Startling stuff in this FT piece regarding the lack of data distilled down to a local level (text copied from elsewhere as it's behind a paywall)
https://www.ft.com/content/301c847c-a31 ... 66933d423a
This is a thoroughly ridiculous way to manage a public health crisis and it boggles my mind at the lack of shared data and shared decision making going on here.The ability of local leaders to manage new coronavirus outbreaks in the UK is being hampered by gaps in the reporting of infection data for cities and regions, according to analysis by the Financial Times.
The government publishes a UK-wide figure for Covid-19 cases every day that includes tests from hospitals and those processed by commercial laboratories, including samples taken at home. But at a subnational level the total of new daily cases contains only hospital tests. The result is that hundreds of local authorities across the country are unable to see a timely picture of what is happening in their communities or compare that with other cities and regions of the UK.
This gap in the subnational and regional data has been cited by local political leaders and health officials in Leicester as one reason for a delay in locking down the east Midlands city, where virus cases have spiked. “For weeks we have been trying to get information about the level of testing in the city and the results of that testing in the city,” Peter Soulsby, mayor of Leicester, told the BBC on Tuesday. According to published data for Leicester, the city recorded just 80 new positive tests between June 13-26. But health secretary Matt Hancock revealed that there were in fact 944 as he announced the decision to tighten the lockdown in Leicester, closing non-essential shops and ordering schools to shut to all non-key worker pupils by Thursday.
Public Health England publishes a weekly breakdown of the two categories: tests from hospitals, known as pillar 1, and from commercial labs that process at-home and drive-through tests, known as pillar 2. While PHE releases full data for England’s nine main regions with a two-week delay, the areas are too big to give local authorities a useful picture of the situation in their communities.
Leicester city council’s public health department only received the elevated infection numbers cited by Mr Hancock last Thursday.
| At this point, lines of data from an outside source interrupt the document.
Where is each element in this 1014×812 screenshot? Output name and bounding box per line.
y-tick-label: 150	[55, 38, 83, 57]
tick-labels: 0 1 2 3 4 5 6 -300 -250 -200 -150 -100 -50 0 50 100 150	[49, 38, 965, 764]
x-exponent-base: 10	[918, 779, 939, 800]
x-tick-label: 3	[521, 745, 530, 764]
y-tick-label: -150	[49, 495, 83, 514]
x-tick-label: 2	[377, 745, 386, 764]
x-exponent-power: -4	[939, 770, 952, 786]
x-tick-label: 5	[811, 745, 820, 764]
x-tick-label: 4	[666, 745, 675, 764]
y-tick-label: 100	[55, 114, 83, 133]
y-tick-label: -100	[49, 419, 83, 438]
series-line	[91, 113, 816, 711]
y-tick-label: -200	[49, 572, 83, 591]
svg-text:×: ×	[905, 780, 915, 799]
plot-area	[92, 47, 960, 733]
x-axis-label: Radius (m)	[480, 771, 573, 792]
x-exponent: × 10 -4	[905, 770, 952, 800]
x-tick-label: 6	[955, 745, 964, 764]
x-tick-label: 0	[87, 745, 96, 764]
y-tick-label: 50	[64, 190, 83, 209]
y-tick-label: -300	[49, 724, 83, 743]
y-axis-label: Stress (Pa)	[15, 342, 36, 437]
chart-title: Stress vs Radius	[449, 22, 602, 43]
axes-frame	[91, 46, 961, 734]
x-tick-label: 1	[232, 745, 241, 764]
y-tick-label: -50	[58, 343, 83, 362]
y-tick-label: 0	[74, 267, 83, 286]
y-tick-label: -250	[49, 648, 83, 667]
They could not compare with places elsewhere because the so-called pillar 2 figures are only made available to officials in their own local authority area if they have signed the Data Protection Act. “I would wish that they had shared that [data] with us right from the start,” said Sir Peter, Leicester’s mayor. “And I wish they had taken a more speedy decision rather than leaving it 11 days. That's a long gap and a long time for the virus to spread.”